For both arguments, you can specify a simple string to match experiment or attribute names against. To construct more complex filters, use the Filter constructors.

import neptune_fetcher.alpha as npt


npt.fetch_experiments_table(
experiments=r"exp.*",
attributes=r".*metric.*/val_.+",
)
Output
           metrics/val_accuracy metrics/val_loss
last last
experiment
exp_ergwq 0.278149 0.336344
exp_qgguv 0.160260 0.790268
exp_cnuwh 0.702490 0.366390
exp_kokxd 0.301545 0.917683
exp_gyvpp 0.999489 0.069839
note

Fetching metrics this way returns an aggregated value for each attribute. The default aggregation is the last logged value.
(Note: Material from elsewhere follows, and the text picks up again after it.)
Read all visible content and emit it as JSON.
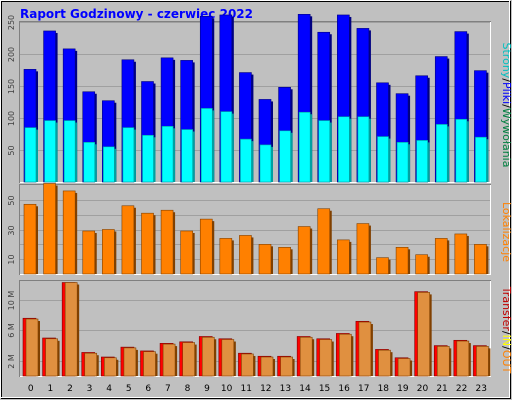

To fetch actual metric values at each step, see Fetching metric values.

The following example fetches metadata from experiments that meet two criteria:

  • The validation/loss attribute value is less than 0.1
  • The experiment name matches the regex exp.*

Additionally, only attributes matching validation are included as columns.
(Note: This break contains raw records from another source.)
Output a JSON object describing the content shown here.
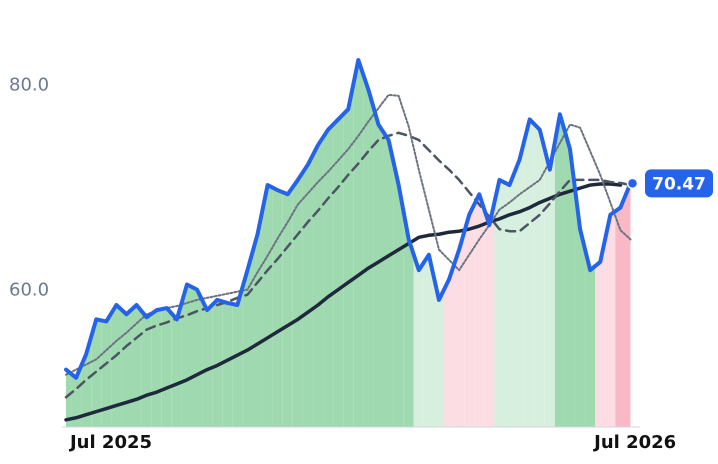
{
  "chart_data": {
    "type": "line",
    "categories": [
      "Jul 2025",
      null,
      null,
      null,
      null,
      null,
      null,
      null,
      null,
      null,
      null,
      null,
      null,
      null,
      null,
      null,
      null,
      null,
      null,
      null,
      null,
      null,
      null,
      null,
      null,
      null,
      null,
      null,
      null,
      null,
      null,
      null,
      null,
      null,
      null,
      null,
      null,
      null,
      null,
      null,
      null,
      null,
      null,
      null,
      null,
      null,
      null,
      null,
      null,
      null,
      null,
      null,
      "Jul 2026",
      null,
      null,
      null,
      null
    ],
    "ylim": [
      46.7,
      86.4
    ],
    "yticks": [
      {
        "value": 60,
        "label": "60.0"
      },
      {
        "value": 80,
        "label": "80.0"
      }
    ],
    "area_colors": [
      "#9fd9b0",
      "#9fd9b0",
      "#9fd9b0",
      "#9fd9b0",
      "#9fd9b0",
      "#9fd9b0",
      "#9fd9b0",
      "#9fd9b0",
      "#9fd9b0",
      "#9fd9b0",
      "#9fd9b0",
      "#9fd9b0",
      "#9fd9b0",
      "#9fd9b0",
      "#9fd9b0",
      "#9fd9b0",
      "#9fd9b0",
      "#9fd9b0",
      "#9fd9b0",
      "#9fd9b0",
      "#9fd9b0",
      "#9fd9b0",
      "#9fd9b0",
      "#9fd9b0",
      "#9fd9b0",
      "#9fd9b0",
      "#9fd9b0",
      "#9fd9b0",
      "#9fd9b0",
      "#9fd9b0",
      "#9fd9b0",
      "#9fd9b0",
      "#9fd9b0",
      "#9fd9b0",
      "#9fd9b0",
      "#d6efdf",
      "#d6efdf",
      "#d6efdf",
      "#fddde4",
      "#fddde4",
      "#fddde4",
      "#fddde4",
      "#fddde4",
      "#d6efdf",
      "#d6efdf",
      "#d6efdf",
      "#d6efdf",
      "#d6efdf",
      "#d6efdf",
      "#9fd9b0",
      "#9fd9b0",
      "#9fd9b0",
      "#9fd9b0",
      "#fddde4",
      "#fddde4",
      "#f8b8c5",
      "#f8b8c5"
    ],
    "series": [
      {
        "color": "#2563eb",
        "width": 4,
        "values": [
          52.3,
          51.5,
          53.8,
          57.2,
          57.0,
          58.6,
          57.7,
          58.6,
          57.4,
          58.1,
          58.3,
          57.2,
          60.6,
          60.1,
          58.1,
          59.1,
          58.8,
          58.6,
          62.0,
          65.5,
          70.3,
          69.8,
          69.4,
          70.8,
          72.3,
          74.2,
          75.7,
          76.7,
          77.7,
          82.5,
          79.6,
          76.2,
          74.7,
          70.3,
          65.0,
          62.0,
          63.5,
          59.1,
          61.1,
          64.0,
          67.4,
          69.4,
          66.4,
          70.8,
          70.3,
          72.8,
          76.7,
          75.7,
          71.8,
          77.2,
          73.8,
          66.0,
          62.0,
          62.8,
          67.4,
          68.1,
          70.47
        ]
      },
      {
        "color": "#6b7280",
        "width": 2,
        "dash": "2,2",
        "values": [
          51.8,
          52.3,
          52.8,
          53.3,
          54.2,
          55.1,
          55.9,
          56.8,
          57.7,
          58.0,
          58.3,
          58.5,
          58.8,
          59.1,
          59.3,
          59.5,
          59.7,
          59.9,
          60.1,
          61.8,
          63.4,
          65.1,
          66.7,
          68.4,
          69.5,
          70.6,
          71.6,
          72.7,
          73.8,
          75.1,
          76.5,
          77.8,
          79.1,
          79.0,
          76.0,
          71.8,
          67.9,
          64.0,
          63.0,
          62.0,
          63.5,
          65.0,
          66.4,
          67.9,
          68.6,
          69.4,
          70.1,
          70.8,
          72.6,
          74.4,
          76.2,
          75.9,
          73.6,
          71.3,
          68.6,
          65.9,
          65.0
        ]
      },
      {
        "color": "#4b5563",
        "width": 2.5,
        "dash": "9,6",
        "values": [
          49.6,
          50.4,
          51.3,
          52.1,
          52.9,
          53.7,
          54.6,
          55.4,
          56.2,
          56.6,
          56.9,
          57.3,
          57.6,
          58.0,
          58.3,
          58.6,
          58.9,
          59.3,
          59.6,
          60.8,
          62.0,
          63.1,
          64.3,
          65.5,
          66.7,
          67.8,
          69.0,
          70.1,
          71.3,
          72.4,
          73.6,
          74.7,
          75.1,
          75.4,
          75.1,
          74.7,
          73.7,
          72.7,
          71.8,
          70.8,
          69.6,
          68.4,
          67.2,
          66.0,
          65.8,
          65.8,
          66.6,
          67.4,
          68.5,
          69.7,
          70.8,
          70.8,
          70.8,
          70.8,
          70.6,
          70.5,
          70.3
        ]
      },
      {
        "color": "#1e293b",
        "width": 3.5,
        "values": [
          47.4,
          47.6,
          47.9,
          48.2,
          48.5,
          48.8,
          49.1,
          49.4,
          49.8,
          50.1,
          50.5,
          50.9,
          51.3,
          51.8,
          52.3,
          52.7,
          53.2,
          53.7,
          54.2,
          54.8,
          55.4,
          56.0,
          56.6,
          57.2,
          57.9,
          58.6,
          59.4,
          60.1,
          60.8,
          61.5,
          62.2,
          62.8,
          63.4,
          64.0,
          64.6,
          65.2,
          65.4,
          65.5,
          65.7,
          65.8,
          66.0,
          66.3,
          66.7,
          67.0,
          67.4,
          67.7,
          68.1,
          68.6,
          69.0,
          69.4,
          69.7,
          70.0,
          70.3,
          70.4,
          70.4,
          70.3,
          null
        ]
      }
    ]
  }
}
from neptune_fetcher.alpha.filters import Filter


loss_filter = Filter.lt("validation/loss", 0.1)
name_filter = r"exp.*"

combined_filter = loss_filter & name_filter

npt.fetch_experiments_table(
experiments=combined_filter,
attributes=r"validation",
)
Output
            validation/accuracy  validation/loss
last last
experiment
exp_ergwq 0.278149 0.336344
exp_qgguv 0.160260 0.790268
exp_cnuwh 0.702490 0.366390
exp_kokxd 0.301545 0.917683
exp_gyvpp 0.999489 0.069839

Fetching metric values

To fetch individual values from one or more FloatSeries attributes, use fetch_metrics():

npt.fetch_metrics(
experiments=r"exp.*",
attributes=r"metrics/.*",
)
Output
  experiment  step  metrics/accuracy  metrics/loss  metrics/val_accuracy  metrics/val_loss
0 exp_dczjz 0 0.819754 0.588655 0.432187 0.823375
1 exp_dczjz 1 0.347907 0.297161 0.649685 0.971732
2 exp_dczjz 2 0.858863 0.988583 0.760142 0.154741
3 exp_dczjz 3 0.217097 None 0.719508 0.504652
4 exp_dczjz 4 0.089981 0.463146 0.180321 0.503800
5 exp_hgctc 0 0.318828 0.386347 0.012390 0.171790
6 exp_hgctc 1 0.035026 0.087053 0.392041 0.768675
7 exp_hgctc 2 0.004711 0.061848 None 0.847072
8 exp_hgctc 3 0.359770 0.130022 0.479945 0.323537
9 exp_hgctc 4 0.007815 0.746344 0.102646 0.055511

Fetch metric previews

To fetch point previews, set the include_point_previews argument to True:

npt.fetch_metrics(
experiments=r"exp.*",
attributes=r"metrics/.*",
include_point_previews=True,
)

When previews are included, the returned data frame includes additional sub-columns with preview information: is_preview and preview_completion.